To say the natives were restless was somewhat of an understatement.  So much so, the following day our intrepid leader reported that after further consultation with Head Office in Squamish the itinerary had been adjusted in order to maximize our journey. We hoped that included fair weather!

It was an expedition cruise after all and while messed up fuel supplies didn’t really compare with being icebound as we had been last year, we decided to take the matter in stride. A happy traveller is a flexible one and we decided that a refuelling experience at sea was something a little different as we took our first zodiac cruise around Placentia Bay. 



Why do I keep thinking about Newfoundland’s Mary Walsh and her alter ego Marg Delahunty when I mention Placentia Bay?

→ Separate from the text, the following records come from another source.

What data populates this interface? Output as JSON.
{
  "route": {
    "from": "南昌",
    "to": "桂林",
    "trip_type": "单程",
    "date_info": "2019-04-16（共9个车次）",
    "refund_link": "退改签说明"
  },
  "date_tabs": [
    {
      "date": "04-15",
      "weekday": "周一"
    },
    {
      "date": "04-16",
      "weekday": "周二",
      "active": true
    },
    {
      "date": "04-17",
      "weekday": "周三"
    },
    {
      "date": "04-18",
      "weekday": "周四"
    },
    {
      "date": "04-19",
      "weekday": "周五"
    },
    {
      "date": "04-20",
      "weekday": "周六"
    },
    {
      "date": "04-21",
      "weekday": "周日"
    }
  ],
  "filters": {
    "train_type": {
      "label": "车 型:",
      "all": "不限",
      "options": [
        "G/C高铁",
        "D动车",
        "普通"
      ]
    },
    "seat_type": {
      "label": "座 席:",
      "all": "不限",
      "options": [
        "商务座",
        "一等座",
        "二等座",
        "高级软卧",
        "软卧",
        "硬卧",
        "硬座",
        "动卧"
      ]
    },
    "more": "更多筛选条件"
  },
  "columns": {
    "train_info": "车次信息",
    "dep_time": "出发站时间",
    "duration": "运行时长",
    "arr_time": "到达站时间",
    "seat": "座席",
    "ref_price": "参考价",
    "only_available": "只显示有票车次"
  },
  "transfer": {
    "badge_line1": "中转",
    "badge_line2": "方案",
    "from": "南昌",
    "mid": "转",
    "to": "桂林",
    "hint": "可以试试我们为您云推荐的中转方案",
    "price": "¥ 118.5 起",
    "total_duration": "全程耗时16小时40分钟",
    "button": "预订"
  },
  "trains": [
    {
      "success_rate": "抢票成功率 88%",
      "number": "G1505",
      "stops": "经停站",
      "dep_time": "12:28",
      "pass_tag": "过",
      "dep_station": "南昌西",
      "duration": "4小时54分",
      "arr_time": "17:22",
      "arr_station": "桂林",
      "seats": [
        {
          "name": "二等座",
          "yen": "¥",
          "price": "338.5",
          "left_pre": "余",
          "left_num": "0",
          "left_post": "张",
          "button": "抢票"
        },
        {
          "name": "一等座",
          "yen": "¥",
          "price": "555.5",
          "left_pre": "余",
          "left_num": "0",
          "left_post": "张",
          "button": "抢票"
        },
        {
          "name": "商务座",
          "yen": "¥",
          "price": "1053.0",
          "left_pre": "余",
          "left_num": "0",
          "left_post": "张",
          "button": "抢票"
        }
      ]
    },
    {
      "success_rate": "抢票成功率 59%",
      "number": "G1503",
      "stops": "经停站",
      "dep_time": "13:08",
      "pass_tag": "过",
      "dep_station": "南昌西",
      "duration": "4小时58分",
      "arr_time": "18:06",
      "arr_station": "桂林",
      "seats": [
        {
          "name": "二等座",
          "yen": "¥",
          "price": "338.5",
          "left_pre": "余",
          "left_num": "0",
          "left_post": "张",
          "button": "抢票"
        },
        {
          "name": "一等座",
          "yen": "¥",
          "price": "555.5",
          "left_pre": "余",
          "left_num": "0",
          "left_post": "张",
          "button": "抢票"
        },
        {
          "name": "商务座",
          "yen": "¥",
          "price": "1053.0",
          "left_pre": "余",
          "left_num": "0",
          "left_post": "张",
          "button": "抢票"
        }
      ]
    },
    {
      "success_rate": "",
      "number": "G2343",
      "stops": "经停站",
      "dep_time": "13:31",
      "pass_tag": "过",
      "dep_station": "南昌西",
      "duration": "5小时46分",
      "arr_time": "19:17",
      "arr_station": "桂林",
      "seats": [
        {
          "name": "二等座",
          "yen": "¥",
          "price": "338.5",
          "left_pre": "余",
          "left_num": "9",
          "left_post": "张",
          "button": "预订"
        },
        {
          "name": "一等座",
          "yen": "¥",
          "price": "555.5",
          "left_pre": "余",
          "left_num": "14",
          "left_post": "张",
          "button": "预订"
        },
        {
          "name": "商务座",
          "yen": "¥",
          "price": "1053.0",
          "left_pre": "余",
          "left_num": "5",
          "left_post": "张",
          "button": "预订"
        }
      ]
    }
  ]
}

The weather part of the wish list had been taken care of when we awoke the following morning. Blue skies above us we had anchored at the mouth of a craggy looking fjord, its granite formations rising from the sea in dramatic fashion with foamy waves sweeping at its base.


Our zodiac spent the morning cruising the fjord, the rocky outcrops in all manner of disorganized shapes.  Some resembled rosy coloured lego blocks, others slate coloured monoliths jutting out from the ocean interspersed with shale, weathered vegetation and the occasional waterfall. 

As we travelled further the landscape changed.  A verdant landscape soared revealing dramatic rocky crevices and shallow caves.

Southwest Newfoundland.  Boldly going where few have gone before. Who knew?